Affordable fare: DTW upgrade enjoys smooth takeoff - Cover Story

A successful flight is a matter of doing a number of small tasks correctly, and that's the approach Detroit Metro Airport took in its recent retrofit. While a new terminal got the headlines, retooling HVAC systems for existing space has revved up the savings and created first-class comfort. High-profile items like BAS and new chillers led the way, but other moves like replacing three-way valves and adding stack economizers to boilers also helped overall efficiency return to its upright position.

Anyone who has traveled to or through the Detroit Metropolitan Airport within the last ten years knows that it was due for a facelift. Aging buildings, poor lighting, and outdated HVAC equipment all contributed to lowered levels of customer satisfaction.

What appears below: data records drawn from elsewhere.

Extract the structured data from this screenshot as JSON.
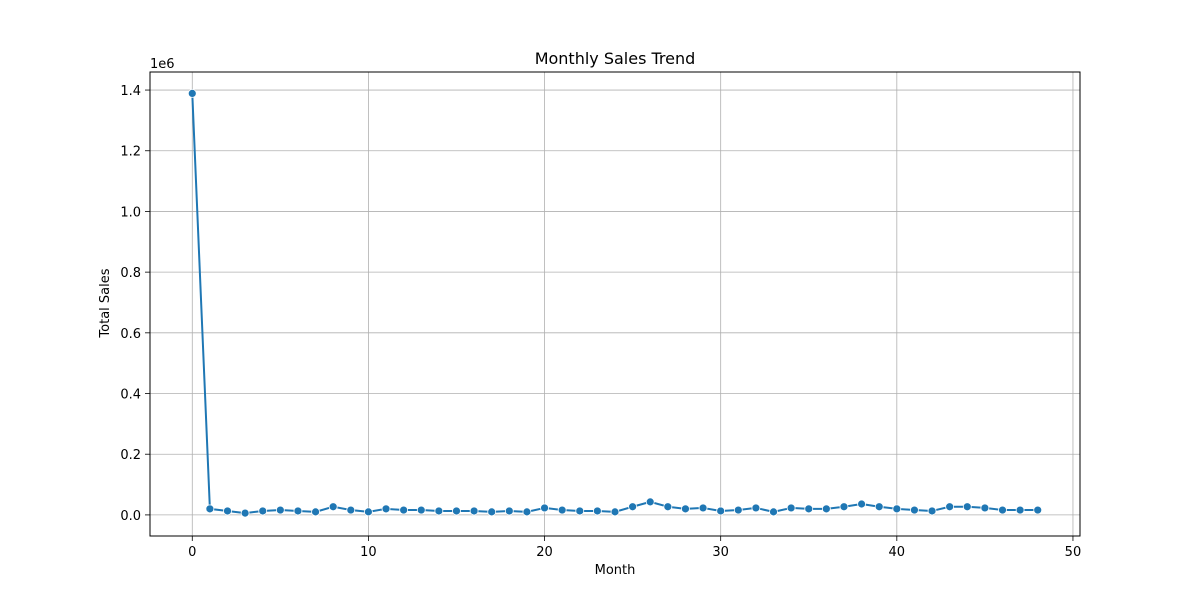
{
  "chart_data": {
    "type": "line",
    "title": "Monthly Sales Trend",
    "xlabel": "Month",
    "ylabel": "Total Sales",
    "y_offset_label": "1e6",
    "xlim": [
      -2.4,
      50.4
    ],
    "ylim": [
      -0.0695,
      1.4595
    ],
    "x_ticks": [
      0,
      10,
      20,
      30,
      40,
      50
    ],
    "x_tick_labels": [
      "0",
      "10",
      "20",
      "30",
      "40",
      "50"
    ],
    "y_ticks": [
      0.0,
      0.2,
      0.4,
      0.6,
      0.8,
      1.0,
      1.2,
      1.4
    ],
    "y_tick_labels": [
      "0.0",
      "0.2",
      "0.4",
      "0.6",
      "0.8",
      "1.0",
      "1.2",
      "1.4"
    ],
    "grid": true,
    "marker": "circle",
    "line_color": "#1f77b4",
    "series": [
      {
        "x": [
          0,
          1,
          2,
          3,
          4,
          5,
          6,
          7,
          8,
          9,
          10,
          11,
          12,
          13,
          14,
          15,
          16,
          17,
          18,
          19,
          20,
          21,
          22,
          23,
          24,
          25,
          26,
          27,
          28,
          29,
          30,
          31,
          32,
          33,
          34,
          35,
          36,
          37,
          38,
          39,
          40,
          41,
          42,
          43,
          44,
          45,
          46,
          47,
          48
        ],
        "values": [
          1.389,
          0.02,
          0.013,
          0.006,
          0.013,
          0.016,
          0.013,
          0.01,
          0.027,
          0.016,
          0.01,
          0.02,
          0.016,
          0.016,
          0.013,
          0.013,
          0.013,
          0.01,
          0.013,
          0.01,
          0.023,
          0.016,
          0.013,
          0.013,
          0.01,
          0.027,
          0.043,
          0.027,
          0.02,
          0.023,
          0.013,
          0.016,
          0.023,
          0.01,
          0.023,
          0.02,
          0.02,
          0.027,
          0.036,
          0.027,
          0.02,
          0.016,
          0.013,
          0.027,
          0.027,
          0.023,
          0.016,
          0.016,
          0.016
        ]
      }
    ]
  }
}
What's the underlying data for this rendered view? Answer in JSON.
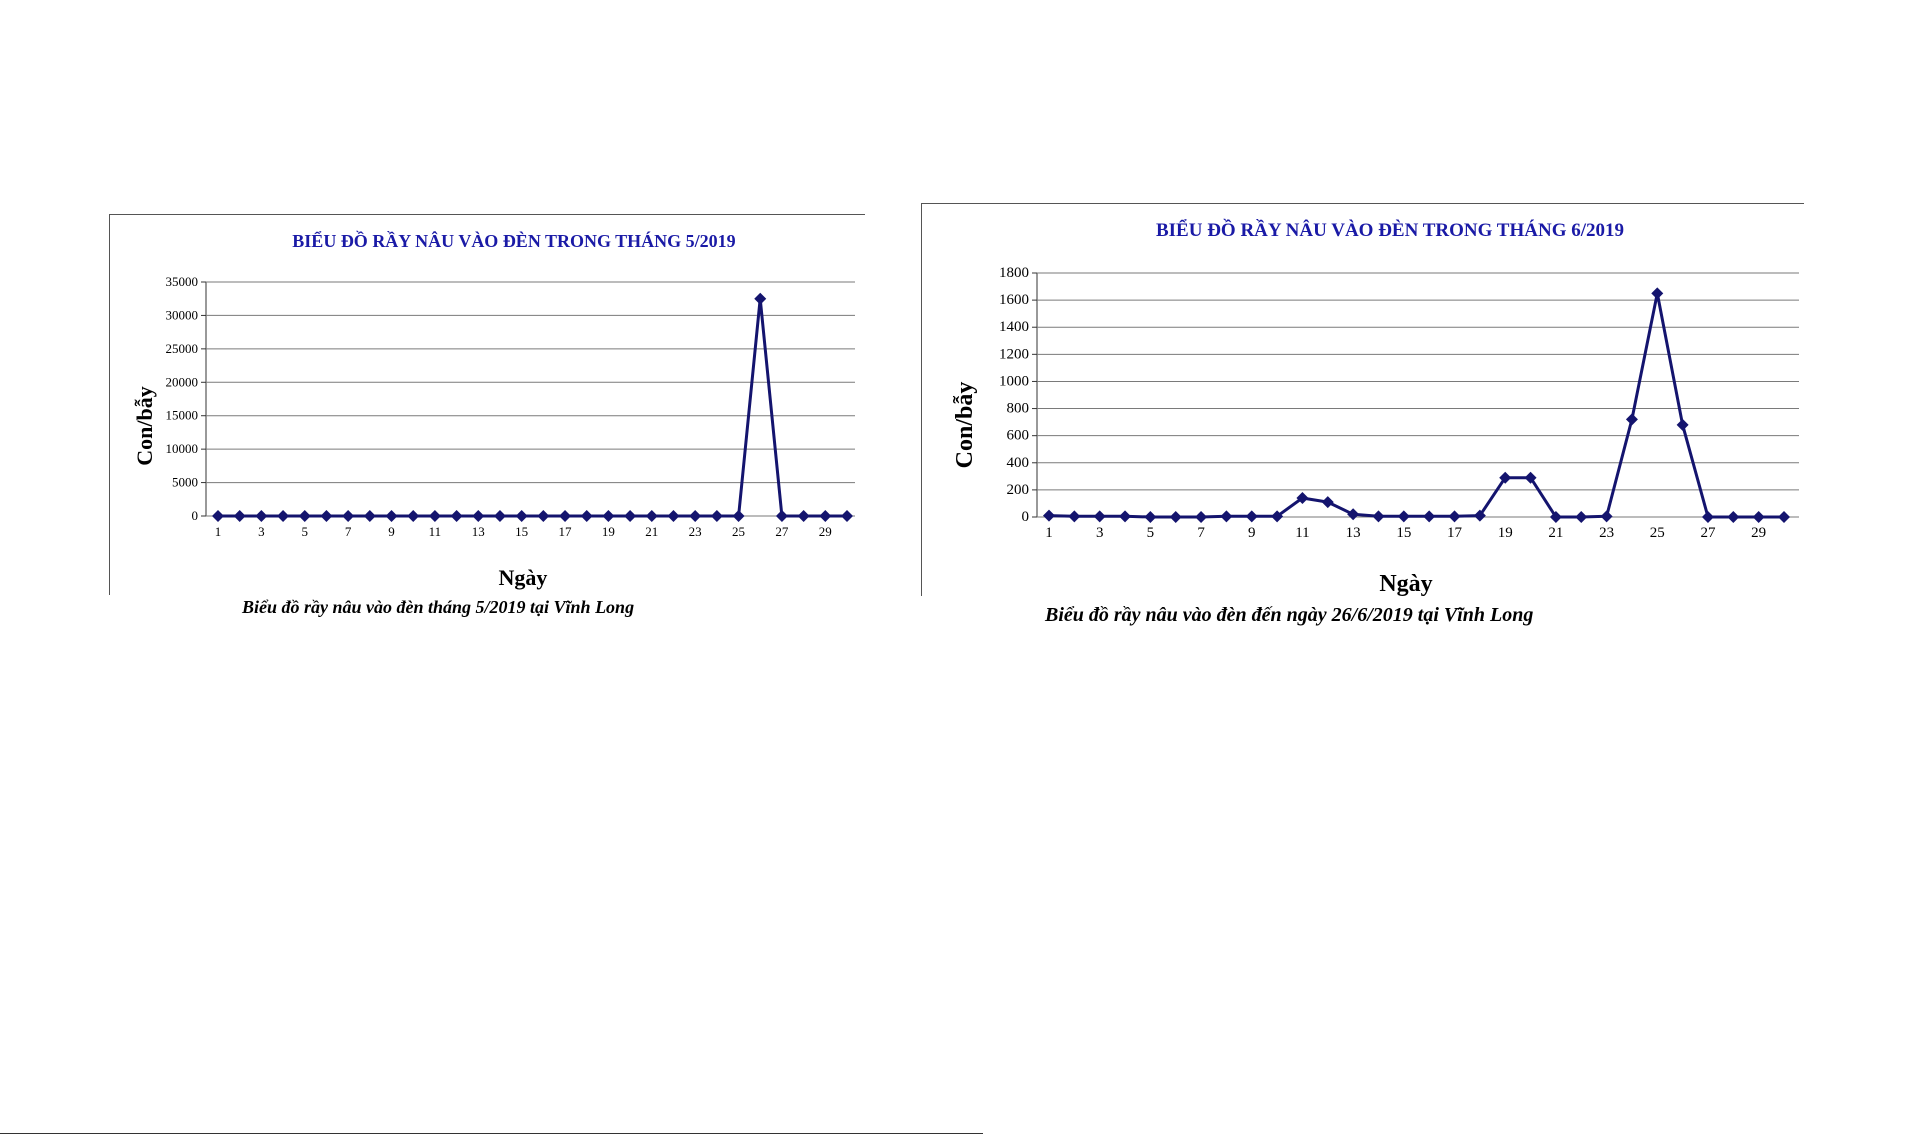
{
  "chart_data": [
    {
      "type": "line",
      "title": "BIỂU ĐỒ RẦY NÂU VÀO ĐÈN TRONG THÁNG 5/2019",
      "xlabel": "Ngày",
      "ylabel": "Con/bẫy",
      "x": [
        1,
        2,
        3,
        4,
        5,
        6,
        7,
        8,
        9,
        10,
        11,
        12,
        13,
        14,
        15,
        16,
        17,
        18,
        19,
        20,
        21,
        22,
        23,
        24,
        25,
        26,
        27,
        28,
        29,
        30
      ],
      "x_tick_labels": [
        "1",
        "3",
        "5",
        "7",
        "9",
        "11",
        "13",
        "15",
        "17",
        "19",
        "21",
        "23",
        "25",
        "27",
        "29"
      ],
      "series": [
        {
          "values": [
            0,
            0,
            0,
            0,
            0,
            0,
            0,
            0,
            0,
            0,
            0,
            0,
            0,
            0,
            0,
            0,
            0,
            0,
            0,
            0,
            0,
            0,
            0,
            0,
            0,
            32500,
            0,
            0,
            0,
            0
          ]
        }
      ],
      "ylim": [
        0,
        35000
      ],
      "y_ticks": [
        "0",
        "5000",
        "10000",
        "15000",
        "20000",
        "25000",
        "30000",
        "35000"
      ],
      "grid": true,
      "legend": false,
      "caption": "Biểu đồ rầy nâu vào đèn tháng 5/2019 tại Vĩnh Long"
    },
    {
      "type": "line",
      "title": "BIỂU ĐỒ RẦY NÂU VÀO ĐÈN TRONG THÁNG 6/2019",
      "xlabel": "Ngày",
      "ylabel": "Con/bẫy",
      "x": [
        1,
        2,
        3,
        4,
        5,
        6,
        7,
        8,
        9,
        10,
        11,
        12,
        13,
        14,
        15,
        16,
        17,
        18,
        19,
        20,
        21,
        22,
        23,
        24,
        25,
        26,
        27,
        28,
        29,
        30
      ],
      "x_tick_labels": [
        "1",
        "3",
        "5",
        "7",
        "9",
        "11",
        "13",
        "15",
        "17",
        "19",
        "21",
        "23",
        "25",
        "27",
        "29"
      ],
      "series": [
        {
          "values": [
            10,
            5,
            5,
            5,
            0,
            0,
            0,
            5,
            5,
            5,
            140,
            110,
            20,
            5,
            5,
            5,
            5,
            10,
            290,
            290,
            0,
            0,
            5,
            720,
            1650,
            680,
            0,
            0,
            0,
            0
          ]
        }
      ],
      "ylim": [
        0,
        1800
      ],
      "y_ticks": [
        "0",
        "200",
        "400",
        "600",
        "800",
        "1000",
        "1200",
        "1400",
        "1600",
        "1800"
      ],
      "grid": true,
      "legend": false,
      "caption": "Biểu đồ rầy nâu vào đèn đến ngày 26/6/2019 tại Vĩnh Long"
    }
  ],
  "colors": {
    "title": "#1a1aa6",
    "series": "#14146e",
    "grid": "#7a7a7a",
    "text": "#000000"
  }
}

Not only did the airport lack consistent comfort levels, but its old chillers and inefficient boilers led to sky-high utility bills. Something had to be done. The Wayne County Airport Authority (WCAA) wanted to provide improvements that would be flexible enough to deliver world-class comfort and safety in future configurations. It also wanted to cut the airport's energy bills by 20% to 25%. This had to be accomplished by updating the airport's mechanical, electrical, and lighting systems. But there was no money to fund the enormous renovation project. The fact remained, though, that much of the HVAC equipment was failing and needed to be replaced. The airport found the solution to its problem through a performance contracting arrangement with Siemens Building Technologies.

The $15 million energy conservation project, which began in September 2001, was finished approximately 18 months later: On time, on budget, and with no changeorders. To date it is estimated that the project has saved the airport $1.8 million in energy costs.

GETTING STARTED

The energy conservation project was initially developed internally, through the airport's power plant department. The power plant oversees the central heating and cooling plants for the airport, and they had been trying to get budget approval for capital expenses for quite some time.

"We didn't have the capital funds to replace aging equipment, which was getting too expensive to maintain," said Len Cranston, power plant executive. "That's when we decided to try a performance contract or self-funding approach, whereby the cost of the contract is funded by the savings generated from the improvements."

After qualifying and competing for the project, Siemens presented the lowest price with the highest energy savings and won the contract. The scope of Siemens' work included energy efficiency audits of all the facilities, HVAC equipment retrofits and replacements, enhancements to the existing Siemens BAS, and retrofits to brighten lighting. In addition, most of the electrical systems were upgraded to include power monitoring to better manage the airport's electric power usage.



One of the airport's big problems was its chilled water system. "We ended up taking out three of their existing 2,000-ton electric chillers, which were about 30 years old," said Peter Gruener, project manager for Siemens Building Technologies in Livonia, MI. "One of the chillers was completely dead." Only one original chiller was left in place: A 1,500-ton electric unit that had been part of a partial retrofit approximately ten years ago.

In addition to old chillers, the airport had problems with the distribution network. Part of the problem was due to the ten-year-old retrofit project, which, if finished, was supposed to have updated the chilled water plant.

"They only did the first phase, which was to put in primary/secondary pumping, but they didn't do anything out in the field like replacing three way valves or correcting their bridge problems," said Greg Warner, P.E., senior energy engineer (now district performance assurance manager) for Siemens Building Technologies.

With the existing chilled water system, the airport was only getting a 3[degrees] to 5[degrees] [DELTA]T instead of a 10[degrees] [DELTA]T. This led to large energy consumption, because the existing chillers could only load 50% or 60% on a peak day. Consequently, they had to run three 300-hp secondary pumps at 80% or 90% all the time just to keep up with the flow in the system. This meant the power plant had to run two or three chillers at half load just to keep the system under control.

To solve the problem, Warner and his team first identified and replaced all the three-way valves in the system. They also rebalanced some of the nonfunctioning controls in the system. "They were set up for a tertiary loop, but they weren't controlling return water temperatures, so it wasn't getting the load out in the system that we needed. So we redid the controls," noted Warner.

When it came to replacing the chillers, Warner first looked at the energy costs of operating the chiller plant. He found that the chillers alone required 1.1 or 1.2 kW/ton--that and didn't include the power or pumps or any other equipment. Then Warner went through all the chiller logs to figure out the exact amount being pumped through the chiller plant.